Lady Queenborough's book "Occult Theocracy" apparently is based upon very poor research, and and should not be used as a reference.
http://freemasonry.bcy.ca/anti-masonry/miller_e/occult_theocrasy_notes.html
Her obvious errors and lack of citations make it unreliable as a guide to the societies and movements listed in the table of contents.
See also http://freemasonry.bcy.ca/anti-masonry/anti-masonry03.html#russell
Charles Taze Russell?
Claims have been made that "Paster" Russell (1852/02/16-1916/10/31), founder of the International Bible Students Association — forerunner of the Jehovah's Witnesses — was a freemason; that the banner on the front of early issues of the Watchtower contained masonic symbols; and that Russell's gravestone bears a masonic cross and crown symbol.Russell was not a freemason. Neither the symbols found in the Watchtower nor the cross and crown symbol are exclusively masonic. And the cross and crown symbol does not appear on his gravestone in the Rosemont United Cemetery, Pittsburgh, Pennsylvania — it appears on a memorial erected some years later.

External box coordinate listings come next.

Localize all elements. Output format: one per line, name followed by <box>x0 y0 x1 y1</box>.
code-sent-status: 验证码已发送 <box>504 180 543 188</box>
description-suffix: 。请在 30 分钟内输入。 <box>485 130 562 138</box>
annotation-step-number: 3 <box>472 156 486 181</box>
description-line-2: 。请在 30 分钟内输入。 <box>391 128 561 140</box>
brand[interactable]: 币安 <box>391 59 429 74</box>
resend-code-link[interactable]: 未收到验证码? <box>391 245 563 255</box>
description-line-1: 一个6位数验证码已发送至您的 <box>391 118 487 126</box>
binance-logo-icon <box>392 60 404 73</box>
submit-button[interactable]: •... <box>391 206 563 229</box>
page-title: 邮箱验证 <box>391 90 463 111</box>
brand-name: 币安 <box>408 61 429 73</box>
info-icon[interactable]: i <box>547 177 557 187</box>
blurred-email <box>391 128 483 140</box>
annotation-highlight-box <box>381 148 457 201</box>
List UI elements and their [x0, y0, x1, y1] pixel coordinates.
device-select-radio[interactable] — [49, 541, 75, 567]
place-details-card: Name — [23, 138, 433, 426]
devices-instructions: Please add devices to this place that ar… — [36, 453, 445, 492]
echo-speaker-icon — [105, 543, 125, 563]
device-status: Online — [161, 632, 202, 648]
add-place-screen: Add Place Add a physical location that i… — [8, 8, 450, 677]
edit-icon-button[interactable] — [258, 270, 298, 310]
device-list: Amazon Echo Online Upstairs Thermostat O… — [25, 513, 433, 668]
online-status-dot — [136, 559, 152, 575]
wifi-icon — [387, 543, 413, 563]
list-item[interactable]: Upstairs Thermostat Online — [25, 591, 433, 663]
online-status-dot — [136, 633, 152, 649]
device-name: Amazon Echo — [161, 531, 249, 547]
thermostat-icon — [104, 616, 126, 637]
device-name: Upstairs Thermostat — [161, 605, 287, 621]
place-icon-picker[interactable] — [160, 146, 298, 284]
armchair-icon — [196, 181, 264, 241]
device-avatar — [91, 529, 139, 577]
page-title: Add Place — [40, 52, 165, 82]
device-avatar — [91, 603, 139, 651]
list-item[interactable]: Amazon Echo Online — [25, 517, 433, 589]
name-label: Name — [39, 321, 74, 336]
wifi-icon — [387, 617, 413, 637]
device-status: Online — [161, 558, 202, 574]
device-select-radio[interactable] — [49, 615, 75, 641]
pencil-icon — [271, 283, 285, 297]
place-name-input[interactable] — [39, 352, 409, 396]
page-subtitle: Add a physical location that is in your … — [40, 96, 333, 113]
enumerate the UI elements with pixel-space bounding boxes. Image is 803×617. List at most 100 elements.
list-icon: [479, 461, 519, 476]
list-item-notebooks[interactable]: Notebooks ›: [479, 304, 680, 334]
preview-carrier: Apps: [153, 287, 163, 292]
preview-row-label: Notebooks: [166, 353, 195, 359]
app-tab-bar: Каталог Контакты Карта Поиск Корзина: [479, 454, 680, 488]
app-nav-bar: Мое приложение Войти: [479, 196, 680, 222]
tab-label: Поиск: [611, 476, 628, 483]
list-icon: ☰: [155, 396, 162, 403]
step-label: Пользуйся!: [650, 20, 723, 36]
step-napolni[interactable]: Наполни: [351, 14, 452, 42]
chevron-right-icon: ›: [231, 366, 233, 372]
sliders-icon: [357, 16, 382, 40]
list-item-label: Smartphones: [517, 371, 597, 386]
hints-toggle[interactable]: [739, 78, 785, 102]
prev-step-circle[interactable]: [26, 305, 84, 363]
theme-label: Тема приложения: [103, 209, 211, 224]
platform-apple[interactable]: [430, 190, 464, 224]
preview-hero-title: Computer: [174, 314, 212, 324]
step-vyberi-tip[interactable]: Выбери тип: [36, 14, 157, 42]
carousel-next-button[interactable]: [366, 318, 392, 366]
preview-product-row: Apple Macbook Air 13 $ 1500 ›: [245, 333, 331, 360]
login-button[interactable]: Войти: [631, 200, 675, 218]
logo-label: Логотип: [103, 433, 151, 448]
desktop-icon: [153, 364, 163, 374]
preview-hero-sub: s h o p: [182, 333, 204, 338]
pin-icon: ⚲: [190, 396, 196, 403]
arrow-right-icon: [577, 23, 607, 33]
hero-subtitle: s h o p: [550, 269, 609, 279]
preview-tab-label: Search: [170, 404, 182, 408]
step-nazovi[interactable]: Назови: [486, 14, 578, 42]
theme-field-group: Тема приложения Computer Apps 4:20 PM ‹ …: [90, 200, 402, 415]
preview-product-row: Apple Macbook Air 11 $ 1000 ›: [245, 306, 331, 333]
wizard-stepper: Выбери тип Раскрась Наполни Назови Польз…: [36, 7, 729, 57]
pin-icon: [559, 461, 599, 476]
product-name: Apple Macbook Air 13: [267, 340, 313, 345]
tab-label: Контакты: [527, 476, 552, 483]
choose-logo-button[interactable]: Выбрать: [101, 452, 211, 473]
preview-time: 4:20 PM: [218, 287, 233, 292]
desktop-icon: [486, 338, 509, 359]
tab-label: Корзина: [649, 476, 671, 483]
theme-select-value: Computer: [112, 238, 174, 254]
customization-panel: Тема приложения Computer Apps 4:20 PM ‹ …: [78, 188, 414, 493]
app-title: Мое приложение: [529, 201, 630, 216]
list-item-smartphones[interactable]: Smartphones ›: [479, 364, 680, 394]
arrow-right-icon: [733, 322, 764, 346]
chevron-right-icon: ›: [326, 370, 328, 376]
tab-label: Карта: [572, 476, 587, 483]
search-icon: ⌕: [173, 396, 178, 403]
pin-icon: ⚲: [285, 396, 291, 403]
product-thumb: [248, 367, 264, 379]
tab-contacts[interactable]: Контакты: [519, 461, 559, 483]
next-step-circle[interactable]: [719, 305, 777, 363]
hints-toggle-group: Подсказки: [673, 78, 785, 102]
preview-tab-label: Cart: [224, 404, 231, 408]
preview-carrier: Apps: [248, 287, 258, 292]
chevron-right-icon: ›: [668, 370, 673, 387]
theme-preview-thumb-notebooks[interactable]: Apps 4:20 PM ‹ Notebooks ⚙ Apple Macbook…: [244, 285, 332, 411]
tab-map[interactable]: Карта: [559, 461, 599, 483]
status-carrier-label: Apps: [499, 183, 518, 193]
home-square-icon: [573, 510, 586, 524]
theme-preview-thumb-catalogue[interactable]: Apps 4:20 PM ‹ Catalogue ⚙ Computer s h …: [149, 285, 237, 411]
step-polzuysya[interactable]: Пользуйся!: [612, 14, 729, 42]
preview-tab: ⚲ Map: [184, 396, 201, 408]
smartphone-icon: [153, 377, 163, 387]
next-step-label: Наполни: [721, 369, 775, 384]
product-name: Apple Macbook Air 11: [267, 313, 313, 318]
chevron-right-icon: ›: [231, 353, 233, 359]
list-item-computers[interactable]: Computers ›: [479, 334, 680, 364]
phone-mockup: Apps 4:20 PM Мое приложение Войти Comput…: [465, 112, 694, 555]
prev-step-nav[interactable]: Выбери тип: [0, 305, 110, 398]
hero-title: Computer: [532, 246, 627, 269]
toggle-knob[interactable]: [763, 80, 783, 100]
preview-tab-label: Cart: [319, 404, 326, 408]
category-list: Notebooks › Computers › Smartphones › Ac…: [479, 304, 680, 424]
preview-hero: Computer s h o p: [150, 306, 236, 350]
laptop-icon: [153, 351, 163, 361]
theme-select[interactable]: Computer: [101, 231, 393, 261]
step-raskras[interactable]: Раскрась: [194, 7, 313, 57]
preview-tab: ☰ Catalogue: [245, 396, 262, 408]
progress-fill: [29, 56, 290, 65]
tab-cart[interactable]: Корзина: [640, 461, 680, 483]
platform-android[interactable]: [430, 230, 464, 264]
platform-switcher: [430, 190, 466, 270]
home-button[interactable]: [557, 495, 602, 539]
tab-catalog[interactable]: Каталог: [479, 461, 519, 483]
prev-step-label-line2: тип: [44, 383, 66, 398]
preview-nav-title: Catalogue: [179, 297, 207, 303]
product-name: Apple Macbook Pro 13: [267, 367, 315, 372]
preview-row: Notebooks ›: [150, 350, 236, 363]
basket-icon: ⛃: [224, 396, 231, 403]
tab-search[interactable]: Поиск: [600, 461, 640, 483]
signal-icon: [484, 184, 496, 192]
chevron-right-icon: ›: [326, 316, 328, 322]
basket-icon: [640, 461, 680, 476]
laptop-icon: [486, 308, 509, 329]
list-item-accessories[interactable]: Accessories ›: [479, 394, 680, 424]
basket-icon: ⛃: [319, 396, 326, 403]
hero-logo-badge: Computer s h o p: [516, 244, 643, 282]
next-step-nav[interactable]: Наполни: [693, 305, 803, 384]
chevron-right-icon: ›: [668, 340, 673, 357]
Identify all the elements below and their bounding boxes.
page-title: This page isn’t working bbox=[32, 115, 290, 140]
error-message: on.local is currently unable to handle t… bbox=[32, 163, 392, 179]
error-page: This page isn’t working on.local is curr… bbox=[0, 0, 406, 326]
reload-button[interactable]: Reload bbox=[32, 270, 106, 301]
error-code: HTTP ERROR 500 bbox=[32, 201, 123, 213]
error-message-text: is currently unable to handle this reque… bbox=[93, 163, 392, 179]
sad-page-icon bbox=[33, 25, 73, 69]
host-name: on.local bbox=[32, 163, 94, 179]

In an address delivered in a San Francisco masonic hall in 1913, Russell made positive use of masonic imagery by saying, "Now, I am a free and accepted mason. I trust we all are. But not just after the style of our masonic brethren." He further develops this idea: "true Bible believers may or may not belong to the masonic fraternity, but they are all masons of the highest order, since they are being fashioned, chiselled and polished by the Almighty to be used as living stones in the Temple Built Without Hands. They are free from sin, and therefore accepted by the God of Heaven as fit stones for the heavenly Temple." Later in this address, Russell stated quite clearly that "I have never been a mason." Those who claim Russell was a freemason quote this address out of context without noting the rhetorical imagery.
Although Russell wrote about the pyramids and the Knights Templar, the pyramids are not a part of Freemasonry and Russell's understanding of the relationship between the modern Knights Templar and Freemasonry displays an outsider's ignorance of both organizations.